楊林一臉黑線:“加成屁分,得罪了古家。我們楊家的破產就進入倒計時了!”
楊剛愣了愣,然後弱弱道:“老爹,我覺得,古家肯定不會有什麽舉動的。如果因為這事對我們動手, 其他燕京豪門怎麽看待古家?‘恃強凌弱’,‘惱羞成怒的報復’,古家肯定不想收到這方面的評價吧。”

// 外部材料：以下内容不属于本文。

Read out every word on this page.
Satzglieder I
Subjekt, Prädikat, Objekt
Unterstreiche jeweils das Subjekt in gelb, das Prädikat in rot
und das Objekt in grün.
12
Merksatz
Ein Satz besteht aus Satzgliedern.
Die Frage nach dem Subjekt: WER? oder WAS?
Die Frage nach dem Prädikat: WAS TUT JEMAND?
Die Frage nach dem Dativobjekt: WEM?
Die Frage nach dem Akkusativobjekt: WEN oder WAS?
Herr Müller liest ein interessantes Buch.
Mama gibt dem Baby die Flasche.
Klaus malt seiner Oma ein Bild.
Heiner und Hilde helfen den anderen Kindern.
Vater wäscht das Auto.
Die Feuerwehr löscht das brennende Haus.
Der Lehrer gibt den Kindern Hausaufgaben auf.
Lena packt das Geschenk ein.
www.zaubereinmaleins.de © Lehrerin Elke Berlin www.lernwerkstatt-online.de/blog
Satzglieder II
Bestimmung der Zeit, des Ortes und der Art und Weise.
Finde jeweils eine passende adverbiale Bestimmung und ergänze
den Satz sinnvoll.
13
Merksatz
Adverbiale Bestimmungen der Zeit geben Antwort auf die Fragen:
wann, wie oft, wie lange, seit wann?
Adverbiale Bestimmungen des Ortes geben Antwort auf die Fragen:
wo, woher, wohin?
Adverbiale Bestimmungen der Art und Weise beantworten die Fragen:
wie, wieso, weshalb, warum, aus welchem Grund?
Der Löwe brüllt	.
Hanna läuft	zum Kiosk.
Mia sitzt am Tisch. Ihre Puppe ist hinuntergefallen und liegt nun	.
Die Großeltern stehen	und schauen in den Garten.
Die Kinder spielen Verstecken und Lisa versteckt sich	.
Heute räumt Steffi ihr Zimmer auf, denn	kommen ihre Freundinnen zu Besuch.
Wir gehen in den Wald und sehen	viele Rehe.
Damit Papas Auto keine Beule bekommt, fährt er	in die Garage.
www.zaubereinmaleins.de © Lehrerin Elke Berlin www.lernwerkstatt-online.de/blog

楊林歎了口氣:“即使他們沒什麽舉動,也足以把我們置於死地了。你說,出了這事,這航城哪家銀行敢貸款給我們?沒有貸款,我們楊家的資金鏈就要斷裂,破產就自然而然了。”
“呃…難道我真的做錯了?”楊剛道。
楊林笑笑:“不,剛子,你做的很棒,我十分感激。你做了‘我想做卻不敢做’的事。老實話,看你酒潑古江的感覺,很爽,爽到爆!”
“那…”楊剛大喜。
“那也不能擅自篡改約定,說好的五件禮物就五件禮物。”楊林沒等楊剛開口,又道。
楊剛嘴角抽了下,這老頭真是摳門!
楊剛一邊挑著禮物,一邊淡淡道:“哦,對了,老爹,我這兩天要離開航城一趟,有點事。你就跟楊菲她們說,我出去避風頭去了。”